Söz konusu mekanizma ile bir sonuç alınıp alınamayacağına dair görüşler, şu aşamada salt spekülasyondan öteye geçmiyor. Bu mekanizmanın -ABD'nin Suriye'de yaptığına benzer bir şekilde- bir başka erteleme taktiği olabileceğinden şüphe etmemek elde değil. Son 10 yıldaki gelişmeler ışığında ve Washington ile ABD basınındaki güncel durum da göz önüne alındığında, bu gelişmeler çözüme dair çok az ümit vadediyor. Biden, görünüşe göre Türkiye'ye F-16 satışını Kongre'de onaylatmanın yollarını bulabileceğine dair Başkan Recep Tayyip Erdoğan'a bir güvence verdi. Ancak bu, Kongre'de Demokratları zora sokan açmazlar nedeniyle pek gerçekçi görünmüyor. Kongre'de Demokratların içinde bulunduğu kritik durum, 2 Kasım 2021 tarihindeki seçim sonuçlarıyla daha da belirgin hale geldi.
ABD'NİN TÜRKİYE ALGISI GERÇEKLİKTEN UZAK
Hem Türkiye içinden hem yurt dışından birçok yorumcu, Türkiye-ABD ilişkilerini tartışırken mevcut karmaşadan iki tarafın da sorumlu olduğunu iddia ediyor. Ancak bu yaklaşım, Türk-Amerikan ilişkilerindeki sorunların ekseriyetinin, ABD'nin, NATO müttefiki Türkiye'nin çıkarlarını ve endişelerini anlayamaması ya da anlamak istememesinden kaynaklandığını kavrayamıyor.

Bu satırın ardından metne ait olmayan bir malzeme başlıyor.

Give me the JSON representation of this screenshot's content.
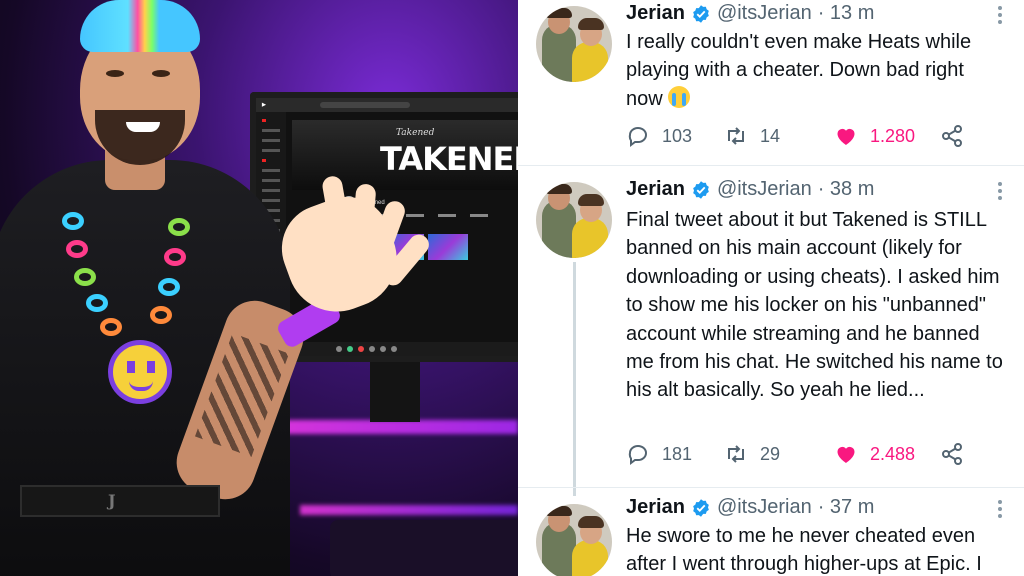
{
  "artwork": {
    "monitor_banner_script": "Takened",
    "monitor_banner_title": "TAKENED",
    "monitor_channel_name": "Takened",
    "belt_text": "J"
  },
  "feed": {
    "accent_like_color": "#f91880",
    "verified_color": "#1d9bf0",
    "tweets": [
      {
        "name": "Jerian",
        "handle": "@itsJerian",
        "time": "· 13 m",
        "text": "I really couldn't even make Heats while playing with a cheater. Down bad right now",
        "emoji": "loudly-crying-face",
        "replies": "103",
        "retweets": "14",
        "likes": "1.280"
      },
      {
        "name": "Jerian",
        "handle": "@itsJerian",
        "time": "· 38 m",
        "text": "Final tweet about it but Takened is STILL banned on his main account (likely for downloading or using cheats). I asked him to show me his locker on his \"unbanned\" account while streaming and he banned me from his chat. He switched his name to his alt basically. So yeah he lied...",
        "replies": "181",
        "retweets": "29",
        "likes": "2.488"
      },
      {
        "name": "Jerian",
        "handle": "@itsJerian",
        "time": "· 37 m",
        "text": "He swore to me he never cheated even after I went through higher-ups at Epic. I"
      }
    ]
  }
}
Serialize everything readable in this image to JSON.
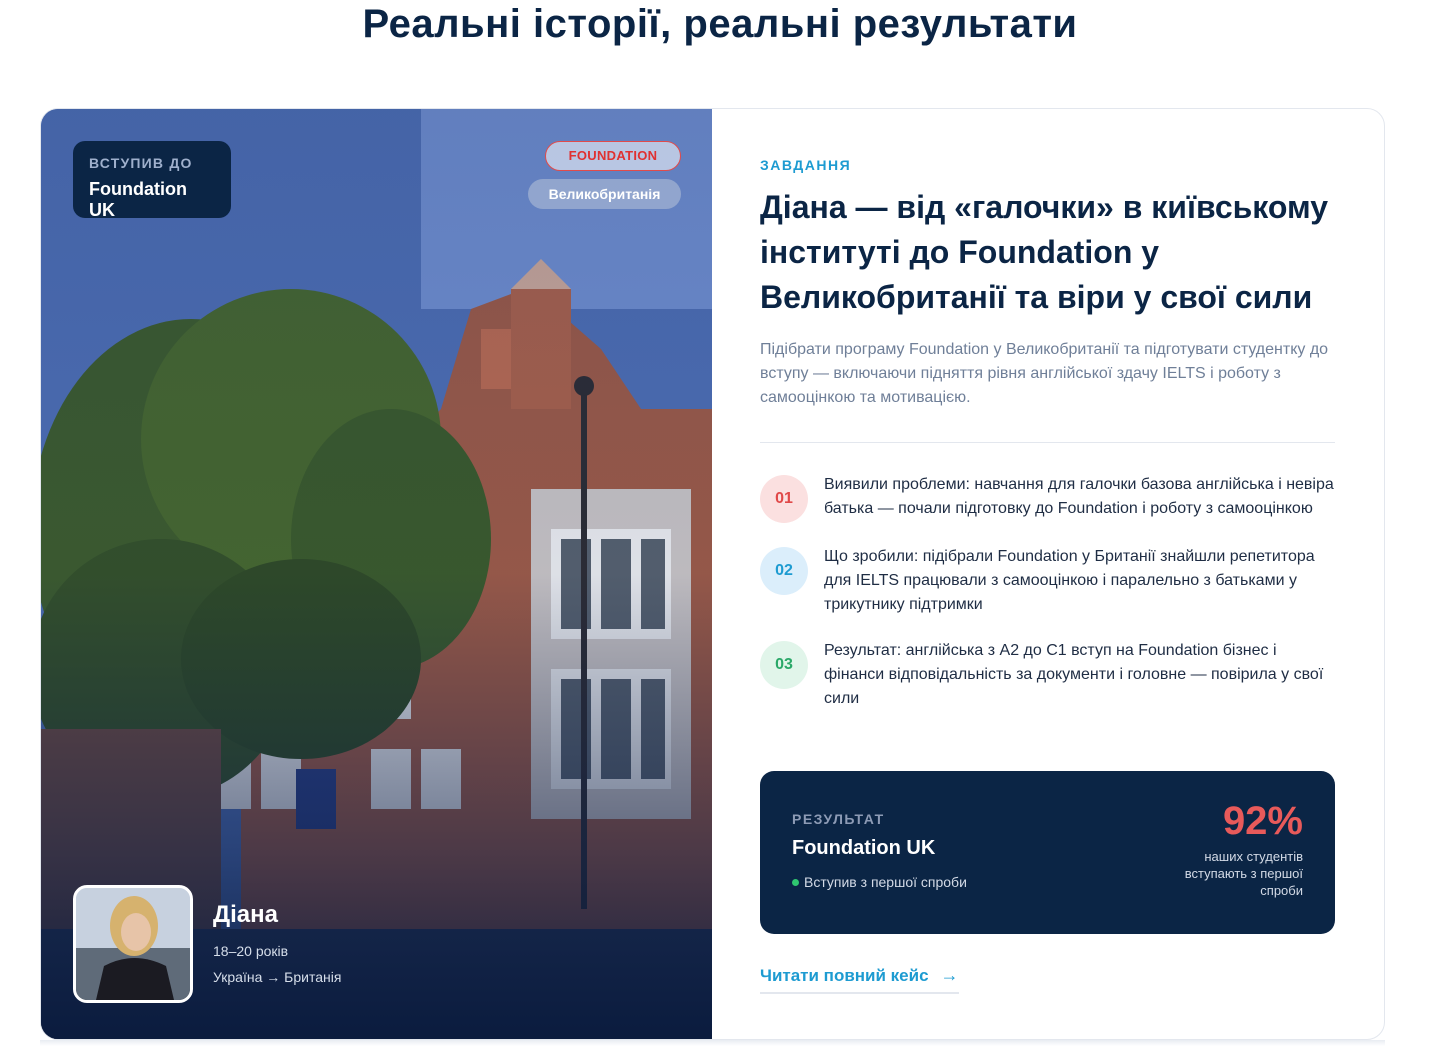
{
  "section": {
    "title": "Реальні історії, реальні результати"
  },
  "photo_panel": {
    "admitted_small": "ВСТУПИВ ДО",
    "admitted_big": "Foundation UK",
    "tag_program": "FOUNDATION",
    "tag_country": "Великобританія",
    "student": {
      "name": "Діана",
      "age": "18–20 років",
      "route": "Україна → Британія"
    }
  },
  "case": {
    "eyebrow": "ЗАВДАННЯ",
    "headline": "Діана — від «галочки» в київському інституті до Foundation у Великобританії та віри у свої сили",
    "task": "Підібрати програму Foundation у Великобританії та підготувати студентку до вступу — включаючи підняття рівня англійської здачу IELTS і роботу з самооцінкою та мотивацією.",
    "steps": [
      {
        "num": "01",
        "text": "Виявили проблеми: навчання для галочки базова англійська і невіра батька — почали підготовку до Foundation і роботу з самооцінкою",
        "color": "#e04848"
      },
      {
        "num": "02",
        "text": "Що зробили: підібрали Foundation у Британії знайшли репетитора для IELTS працювали з самооцінкою і паралельно з батьками у трикутнику підтримки",
        "color": "#1d9bd1"
      },
      {
        "num": "03",
        "text": "Результат: англійська з А2 до С1 вступ на Foundation бізнес і фінанси відповідальність за документи і головне — повірила у свої сили",
        "color": "#2aa868"
      }
    ],
    "result": {
      "label": "РЕЗУЛЬТАТ",
      "title": "Foundation UK",
      "sub": "Вступив з першої спроби",
      "percent": "92%",
      "caption": "наших студентів вступають з першої спроби"
    },
    "link": "Читати повний кейс",
    "link_arrow": "→"
  },
  "colors": {
    "navy": "#0b2545",
    "accent_blue": "#1d9bd1",
    "accent_red": "#e85a5a",
    "accent_green": "#2fc770"
  }
}
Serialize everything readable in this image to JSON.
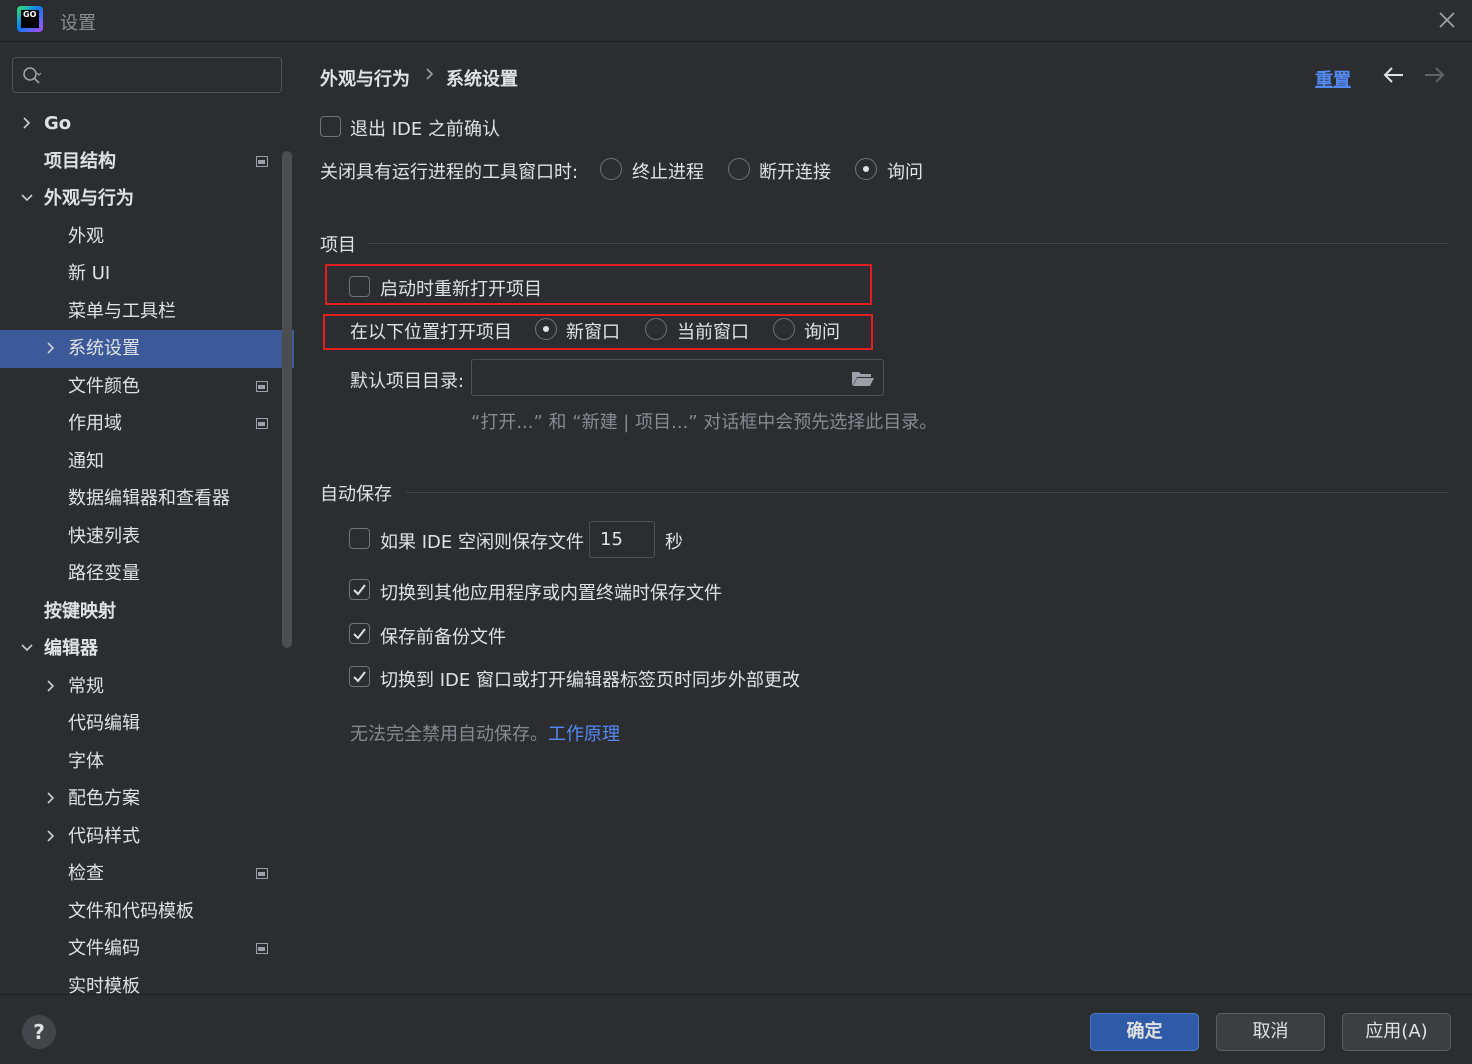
{
  "window": {
    "title": "设置"
  },
  "sidebar": {
    "search_placeholder": "",
    "items": [
      {
        "label": "Go",
        "level": 0,
        "chevron": "right",
        "bold": true,
        "proj": false
      },
      {
        "label": "项目结构",
        "level": 0,
        "chevron": "",
        "bold": true,
        "proj": true
      },
      {
        "label": "外观与行为",
        "level": 0,
        "chevron": "down",
        "bold": true,
        "proj": false
      },
      {
        "label": "外观",
        "level": 1,
        "chevron": "",
        "bold": false,
        "proj": false
      },
      {
        "label": "新 UI",
        "level": 1,
        "chevron": "",
        "bold": false,
        "proj": false
      },
      {
        "label": "菜单与工具栏",
        "level": 1,
        "chevron": "",
        "bold": false,
        "proj": false
      },
      {
        "label": "系统设置",
        "level": 1,
        "chevron": "right",
        "bold": false,
        "proj": false,
        "selected": true
      },
      {
        "label": "文件颜色",
        "level": 1,
        "chevron": "",
        "bold": false,
        "proj": true
      },
      {
        "label": "作用域",
        "level": 1,
        "chevron": "",
        "bold": false,
        "proj": true
      },
      {
        "label": "通知",
        "level": 1,
        "chevron": "",
        "bold": false,
        "proj": false
      },
      {
        "label": "数据编辑器和查看器",
        "level": 1,
        "chevron": "",
        "bold": false,
        "proj": false
      },
      {
        "label": "快速列表",
        "level": 1,
        "chevron": "",
        "bold": false,
        "proj": false
      },
      {
        "label": "路径变量",
        "level": 1,
        "chevron": "",
        "bold": false,
        "proj": false
      },
      {
        "label": "按键映射",
        "level": 0,
        "chevron": "",
        "bold": true,
        "proj": false
      },
      {
        "label": "编辑器",
        "level": 0,
        "chevron": "down",
        "bold": true,
        "proj": false
      },
      {
        "label": "常规",
        "level": 1,
        "chevron": "right",
        "bold": false,
        "proj": false
      },
      {
        "label": "代码编辑",
        "level": 1,
        "chevron": "",
        "bold": false,
        "proj": false
      },
      {
        "label": "字体",
        "level": 1,
        "chevron": "",
        "bold": false,
        "proj": false
      },
      {
        "label": "配色方案",
        "level": 1,
        "chevron": "right",
        "bold": false,
        "proj": false
      },
      {
        "label": "代码样式",
        "level": 1,
        "chevron": "right",
        "bold": false,
        "proj": false
      },
      {
        "label": "检查",
        "level": 1,
        "chevron": "",
        "bold": false,
        "proj": true
      },
      {
        "label": "文件和代码模板",
        "level": 1,
        "chevron": "",
        "bold": false,
        "proj": false
      },
      {
        "label": "文件编码",
        "level": 1,
        "chevron": "",
        "bold": false,
        "proj": true
      },
      {
        "label": "实时模板",
        "level": 1,
        "chevron": "",
        "bold": false,
        "proj": false
      }
    ]
  },
  "header": {
    "breadcrumb_parent": "外观与行为",
    "breadcrumb_current": "系统设置",
    "reset_label": "重置"
  },
  "general": {
    "confirm_exit_label": "退出 IDE 之前确认",
    "confirm_exit_checked": false,
    "close_tool_label": "关闭具有运行进程的工具窗口时:",
    "close_tool_options": [
      "终止进程",
      "断开连接",
      "询问"
    ],
    "close_tool_selected": "询问"
  },
  "project": {
    "section_title": "项目",
    "reopen_label": "启动时重新打开项目",
    "reopen_checked": false,
    "open_location_label": "在以下位置打开项目",
    "open_location_options": [
      "新窗口",
      "当前窗口",
      "询问"
    ],
    "open_location_selected": "新窗口",
    "default_dir_label": "默认项目目录:",
    "default_dir_value": "",
    "default_dir_hint": "“打开...” 和 “新建 | 项目...” 对话框中会预先选择此目录。"
  },
  "autosave": {
    "section_title": "自动保存",
    "idle_label": "如果 IDE 空闲则保存文件",
    "idle_checked": false,
    "idle_seconds": "15",
    "idle_unit": "秒",
    "switch_app_label": "切换到其他应用程序或内置终端时保存文件",
    "switch_app_checked": true,
    "backup_label": "保存前备份文件",
    "backup_checked": true,
    "sync_label": "切换到 IDE 窗口或打开编辑器标签页时同步外部更改",
    "sync_checked": true,
    "note_text": "无法完全禁用自动保存。",
    "note_link": "工作原理"
  },
  "footer": {
    "help_label": "?",
    "ok_label": "确定",
    "cancel_label": "取消",
    "apply_label": "应用(A)"
  }
}
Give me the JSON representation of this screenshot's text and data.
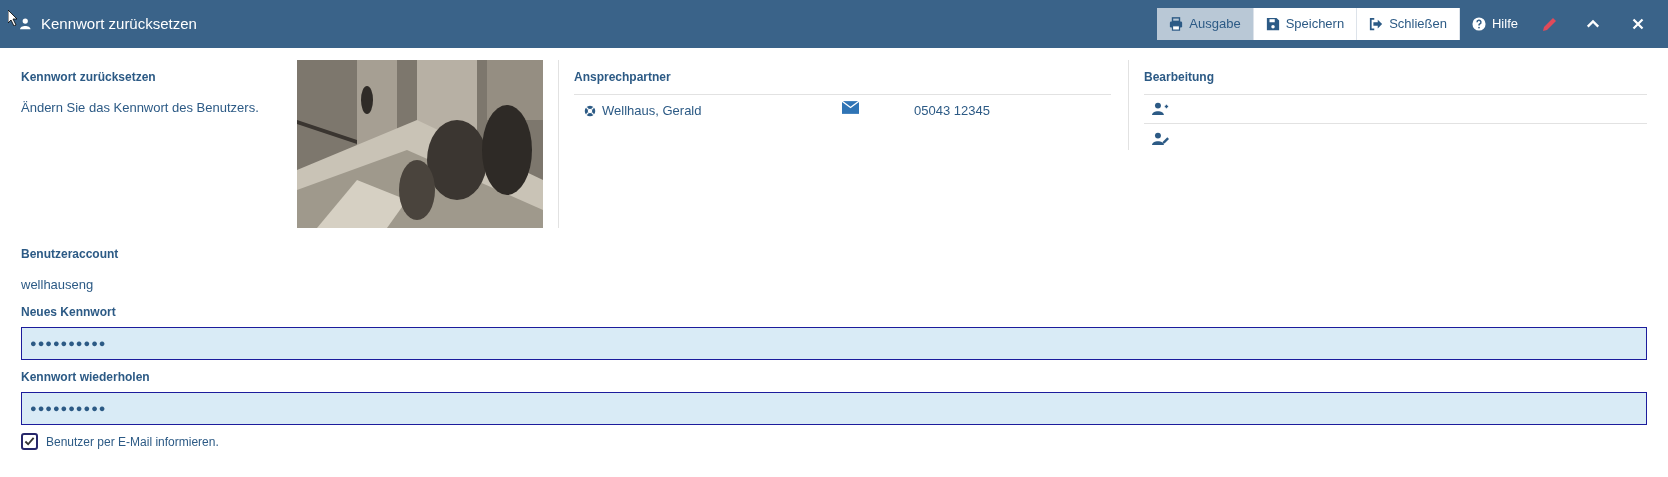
{
  "window": {
    "title": "Kennwort zurücksetzen"
  },
  "toolbar": [
    {
      "label": "Ausgabe",
      "kind": "print",
      "selected": true
    },
    {
      "label": "Speichern",
      "kind": "save",
      "selected": false
    },
    {
      "label": "Schließen",
      "kind": "exit",
      "selected": false
    }
  ],
  "help": {
    "label": "Hilfe"
  },
  "intro": {
    "title": "Kennwort zurücksetzen",
    "text": "Ändern Sie das Kennwort des Benutzers."
  },
  "contacts": {
    "title": "Ansprechpartner",
    "rows": [
      {
        "name": "Wellhaus, Gerald",
        "phone": "05043 12345"
      }
    ]
  },
  "editing": {
    "title": "Bearbeitung",
    "actions": [
      {
        "kind": "add-user"
      },
      {
        "kind": "edit-user"
      }
    ]
  },
  "account": {
    "label": "Benutzeraccount",
    "value": "wellhauseng"
  },
  "fields": [
    {
      "label": "Neues Kennwort",
      "value": "●●●●●●●●●●"
    },
    {
      "label": "Kennwort wiederholen",
      "value": "●●●●●●●●●●"
    }
  ],
  "notify": {
    "label": "Benutzer per E-Mail informieren.",
    "checked": true
  }
}
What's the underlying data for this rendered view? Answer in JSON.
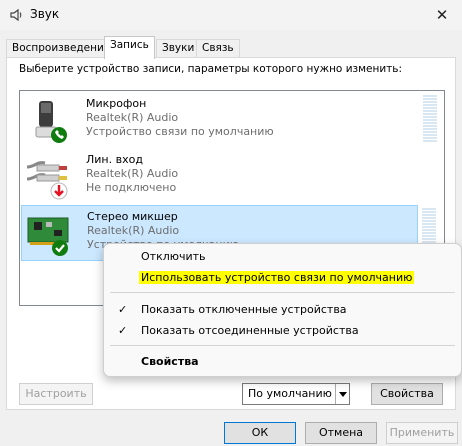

Türkiye ile ilgili herhangi bir konuda neredeyse tüm ABD'li siyasetçiler, kurumlar ve medya organları, Raskolnikov'un yukarıda alıntılanan rüyasını anımsatan fantastik halüsinasyonlarda takılı kalmış durumda. Başkan Biden, Dışişleri Bakanı Antony Blinken ve Dışişleri Bakanlığı, Türkiye'nin iç işlerine karışmaya hakları olduğunu düşünüyorlar. ABD Savunma Bakanlığı (Pentagon) fütursuzca ve vicdan rahatlığıyla, ABD tarafından da terör örgütü olarak kabul edilen PKK'yı silahlandırabileceğine, eğitebileceğine, finanse edebileceğine ve bununla bir siyaset yürüttüğüne inanıyor.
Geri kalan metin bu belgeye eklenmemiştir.